Nato nella piccola Saint Peter Port, capitale dell’isola di Guernsey, a pochi chilometri dalla costa francese, il 14 ottobre 1968, viene notato a 13 anni in un camp Saints Soccer School. Gli osservatori del Southampton rimangono impressionati dal talento e dalle doti balistiche del giovane Le Tissier, e nel 1985 lo mettono sotto contratto.
L’anno successivo, nella stagione 1986/1987, fa il suo esordio tra i grandi: la partita è quella di FA Cup del 4 novembre, di fronte il Manchester United ad Old Trafford. I Saints passeggiano, finisce 4-1, con due reti del centrocampista di Saint Peter Port. Qualche giorno dopo, arriva anche la prima presenza in First Division, contro il Barnsley. Le prime tre stagioni, alla fine, mette insieme 89 presenze e ben 23 reti: non male per un centrocampista.
La consacrazione arriva nel campionato 1989/1990, quando Le Tissier conquista il PFA Young Player of the Year Award, premio dedicato al miglior under 24 del campionato. Strameritato, perché alla fine chiude con 20 reti, terzo cannoniere del torneo, trascinando il Southampton fino al settimo posto.

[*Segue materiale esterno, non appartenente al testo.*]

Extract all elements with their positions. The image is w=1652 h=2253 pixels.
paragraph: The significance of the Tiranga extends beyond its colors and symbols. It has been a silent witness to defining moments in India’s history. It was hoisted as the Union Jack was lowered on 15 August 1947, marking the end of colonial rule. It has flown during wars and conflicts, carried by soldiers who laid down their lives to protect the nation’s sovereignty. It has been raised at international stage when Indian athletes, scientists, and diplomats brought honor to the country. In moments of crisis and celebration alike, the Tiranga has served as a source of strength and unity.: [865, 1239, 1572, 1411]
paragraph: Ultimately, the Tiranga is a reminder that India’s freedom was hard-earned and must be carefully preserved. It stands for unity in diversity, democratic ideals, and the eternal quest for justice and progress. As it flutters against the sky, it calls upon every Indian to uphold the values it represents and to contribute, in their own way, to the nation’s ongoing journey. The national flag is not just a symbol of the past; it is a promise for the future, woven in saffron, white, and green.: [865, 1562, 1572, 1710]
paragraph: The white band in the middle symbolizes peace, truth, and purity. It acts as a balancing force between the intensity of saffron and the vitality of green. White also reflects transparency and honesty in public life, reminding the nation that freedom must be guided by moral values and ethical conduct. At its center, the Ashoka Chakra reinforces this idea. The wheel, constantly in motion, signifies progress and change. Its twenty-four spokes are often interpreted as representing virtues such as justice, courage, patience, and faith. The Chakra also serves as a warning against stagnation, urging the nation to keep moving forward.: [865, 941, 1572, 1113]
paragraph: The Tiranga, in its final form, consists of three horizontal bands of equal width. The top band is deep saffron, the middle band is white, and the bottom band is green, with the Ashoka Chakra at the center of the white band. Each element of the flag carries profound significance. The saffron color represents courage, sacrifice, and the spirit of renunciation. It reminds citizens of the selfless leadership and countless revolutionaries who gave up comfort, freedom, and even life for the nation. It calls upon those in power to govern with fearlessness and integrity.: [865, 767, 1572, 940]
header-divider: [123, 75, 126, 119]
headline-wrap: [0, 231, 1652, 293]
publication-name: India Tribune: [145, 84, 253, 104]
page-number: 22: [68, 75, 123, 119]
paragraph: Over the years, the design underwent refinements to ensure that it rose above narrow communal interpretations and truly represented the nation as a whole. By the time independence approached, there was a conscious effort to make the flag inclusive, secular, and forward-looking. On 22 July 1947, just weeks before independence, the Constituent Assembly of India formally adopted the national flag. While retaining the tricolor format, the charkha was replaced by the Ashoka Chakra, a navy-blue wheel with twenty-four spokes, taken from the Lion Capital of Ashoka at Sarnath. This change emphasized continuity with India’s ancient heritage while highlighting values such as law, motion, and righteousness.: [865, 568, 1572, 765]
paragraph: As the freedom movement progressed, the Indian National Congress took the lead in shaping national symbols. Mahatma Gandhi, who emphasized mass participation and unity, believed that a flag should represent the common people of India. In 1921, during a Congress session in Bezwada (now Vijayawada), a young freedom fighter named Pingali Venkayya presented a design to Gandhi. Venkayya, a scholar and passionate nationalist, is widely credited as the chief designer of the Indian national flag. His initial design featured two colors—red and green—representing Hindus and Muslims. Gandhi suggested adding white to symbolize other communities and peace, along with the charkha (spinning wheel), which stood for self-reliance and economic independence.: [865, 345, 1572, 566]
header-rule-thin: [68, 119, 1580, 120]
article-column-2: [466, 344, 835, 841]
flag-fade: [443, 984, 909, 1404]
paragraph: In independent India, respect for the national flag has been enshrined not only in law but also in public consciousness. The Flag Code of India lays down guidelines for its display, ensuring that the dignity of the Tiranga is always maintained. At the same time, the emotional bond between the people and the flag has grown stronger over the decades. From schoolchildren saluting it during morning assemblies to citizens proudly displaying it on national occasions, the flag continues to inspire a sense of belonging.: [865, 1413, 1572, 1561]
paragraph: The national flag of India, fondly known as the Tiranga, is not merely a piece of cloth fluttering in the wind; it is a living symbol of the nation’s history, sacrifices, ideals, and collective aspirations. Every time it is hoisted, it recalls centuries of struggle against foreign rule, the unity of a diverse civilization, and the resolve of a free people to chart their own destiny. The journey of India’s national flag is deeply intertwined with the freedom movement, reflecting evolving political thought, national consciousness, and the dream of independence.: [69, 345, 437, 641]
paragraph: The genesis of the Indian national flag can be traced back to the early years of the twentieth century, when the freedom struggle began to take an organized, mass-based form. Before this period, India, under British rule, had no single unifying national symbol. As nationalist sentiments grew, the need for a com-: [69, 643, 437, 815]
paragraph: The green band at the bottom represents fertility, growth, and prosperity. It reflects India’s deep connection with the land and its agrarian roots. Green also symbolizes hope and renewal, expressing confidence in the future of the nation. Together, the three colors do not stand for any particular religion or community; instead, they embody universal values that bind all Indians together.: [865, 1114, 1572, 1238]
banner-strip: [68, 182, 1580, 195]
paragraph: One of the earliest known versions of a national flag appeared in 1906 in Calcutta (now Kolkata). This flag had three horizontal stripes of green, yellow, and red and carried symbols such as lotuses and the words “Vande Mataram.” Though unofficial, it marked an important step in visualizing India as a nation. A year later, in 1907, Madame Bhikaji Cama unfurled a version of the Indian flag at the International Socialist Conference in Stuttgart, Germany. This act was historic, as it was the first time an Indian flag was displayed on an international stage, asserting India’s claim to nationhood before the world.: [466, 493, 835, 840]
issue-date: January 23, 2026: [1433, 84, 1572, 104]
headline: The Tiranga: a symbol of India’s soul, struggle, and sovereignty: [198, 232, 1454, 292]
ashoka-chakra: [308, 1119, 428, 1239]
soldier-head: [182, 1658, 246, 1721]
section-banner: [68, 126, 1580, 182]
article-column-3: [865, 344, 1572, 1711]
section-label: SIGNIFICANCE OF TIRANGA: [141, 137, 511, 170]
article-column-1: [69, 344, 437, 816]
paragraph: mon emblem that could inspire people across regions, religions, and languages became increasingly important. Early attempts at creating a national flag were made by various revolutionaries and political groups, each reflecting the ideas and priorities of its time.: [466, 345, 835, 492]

Nelle stagioni successive, sono tante le squadre che bussano alla porta dei Saints, dal Tottenham al Chelsea, dal Liverpool all’Arsenal, ma Le Tissier, di lasciare il club, non ne vuole sapere. Resterà fino al 2002, ma la parabola discendente, dopo tante stagioni sulla cresta dell’onda, inizia alla fine degli anni Novanta, quando iniziano a tormentarlo gli infortuni. Chiude con 552 presenze e 218 reti, diventando il simbolo di una squadra e di una tifoseria, quella del Southampton. Non riuscirà mai a conquistare un trofeo, né un posto in Nazionale, con cui gioca appena 8 partite, perlopiù da subentrante.